King was one of the most prominent leaders of the civil rights movement in the U.S. from the mid-1950s up until his death in 1968. His leadership enabled the success of the movement, which led to the end of the legal segregation of African Americans throughout the country, especially in the South.

Born on Jan. 15, 1929, in Atlanta, Georgia, King followed in his father’s footsteps to become a pastor when he grew up. In 1953, he married Coretta Scott, a singer from Alabama, and they settled in Montgomery, Alabama, where King became a pastor of the Baptist Church.

When Rosa Parks, a member of the National Association for the Advancement of Colored People (NAACP), was arrested in 1955 for refusing to give up her seat to a white passenger on a Montgomery bus, activists instigated a 318-day bus boycott in protest of segregation in the city.  For this, they elected King as their leader and spokesman.

The boycott was a success, as the Supreme Court ruled segregated seating on buses unconstitutional in 1956, and King was immersed into the national spotlight as a leader of nonviolent resistance.
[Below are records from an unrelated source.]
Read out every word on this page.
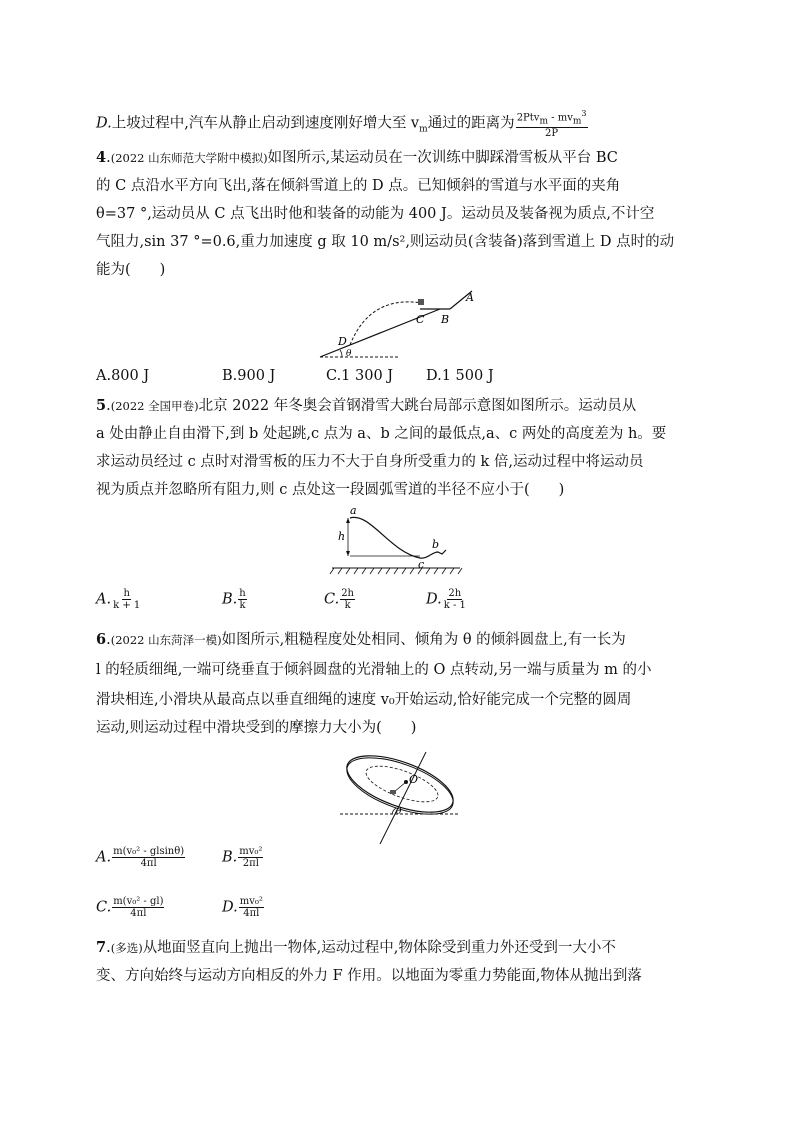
D.上坡过程中,汽车从静止启动到速度刚好增大至 $v_m$通过的距离为 $\frac{2Ptv_m - mv_m^3}{2P}$
4.(2022 山东师范大学附中模拟)如图所示,某运动员在一次训练中脚踩滑雪板从平台 BC
的 C 点沿水平方向飞出,落在倾斜雪道上的 D 点。已知倾斜的雪道与水平面的夹角
θ=37 °,运动员从 C 点飞出时他和装备的动能为 400 J。运动员及装备视为质点,不计空
气阻力,sin 37 °=0.6,重力加速度 g 取 10 m/s²,则运动员(含装备)落到雪道上 D 点时的动
能为(　　)
D
θ
C B
A
A.800 J	B.900 J	C.1 300 J D.1 500 J
5.(2022 全国甲卷)北京 2022 年冬奥会首钢滑雪大跳台局部示意图如图所示。运动员从
a 处由静止自由滑下,到 b 处起跳,c 点为 a、b 之间的最低点,a、c 两处的高度差为 h。要
求运动员经过 c 点时对滑雪板的压力不大于自身所受重力的 k 倍,运动过程中将运动员
视为质点并忽略所有阻力,则 c 点处这一段圆弧雪道的半径不应小于(　　)
a
h
c
b
A. $\frac{h}{k + 1}$	B. $\frac{h}{k}$	C. $\frac{2h}{k}$	D. $\frac{2h}{k - 1}$
6.(2022 山东菏泽一模)如图所示,粗糙程度处处相同、倾角为 θ 的倾斜圆盘上,有一长为
l 的轻质细绳,一端可绕垂直于倾斜圆盘的光滑轴上的 O 点转动,另一端与质量为 m 的小
滑块相连,小滑块从最高点以垂直细绳的速度 v₀开始运动,恰好能完成一个完整的圆周
运动,则运动过程中滑块受到的摩擦力大小为(　　)
O
θ
A. $\frac{\text{m(v₀² - glsinθ)}}{4\pi l}$	B. $\frac{\text{mv₀²}}{2\pi l}$
C. $\frac{\text{m(v₀² - gl)}}{4\pi l}$	D. $\frac{\text{mv₀²}}{4\pi l}$
7.(多选)从地面竖直向上抛出一物体,运动过程中,物体除受到重力外还受到一大小不
变、方向始终与运动方向相反的外力 F 作用。以地面为零重力势能面,物体从抛出到落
This plan of action was heavily influenced by Gandhi’s civil disobedience.

King went on to organize the March on Washington for Jobs and Freedom later in 1963. Held in Washington D.C. on April 28 of that year, the peaceful political rally delineated the injustices faced by African Americans across the country and advocated for their civil rights. On the steps of the Lincoln Memorial, King delivered his famous “I Have A Dream” speech that advocated for peace and equality. Embedded with rhetorical flourishes, King shared his dream of a future.

“I have a dream that one day this nation will rise up and live out the true meaning of its creed: ‘We hold these truths to be self-evident, that all men are created equal,’” said King in his iconic speech.

The speech earned King his reputation, and in 1964, he was the youngest person in history to receive the Nobel Peace Prize.

For the remaining years of his life, King continued to push for civil rights for African Americans by leading the Selma to Montgomery March and using other nonviolent methods.

On April 4, 1968, King was fatally shot by known racist James Earl Ray on a Memphis motel balcony. Thousands of mourners marched through Atlanta at his funeral behind a wagon carrying his coffin.

The campaign for a holiday in King’s honor began soon after his death by members of Congress and his wife. The federal holiday was signed into law by President Ronald Reagan in 1983, and it was first observed three years later in 1986. It was declared to be on the third Monday of January each year so that it would always fall around King’s birthday, Jan. 15.

The federal holiday is designated a national day of service, urging Americans to engage in community service in honor of King’s commitment to improving the lives of others. Martin Luther King Jr. Day also honors King’s legacy and encourages us to reflect on his dedication for racial equality.

“’It’s great that we have a day representing this great historical figure and the movement that he leas,” said senior Zach Ritholz.

So while sleeping in on MLK Jr. Day this year, remember to appreciate King’s contributions to the civil rights movement, and remember to keep his dream alive.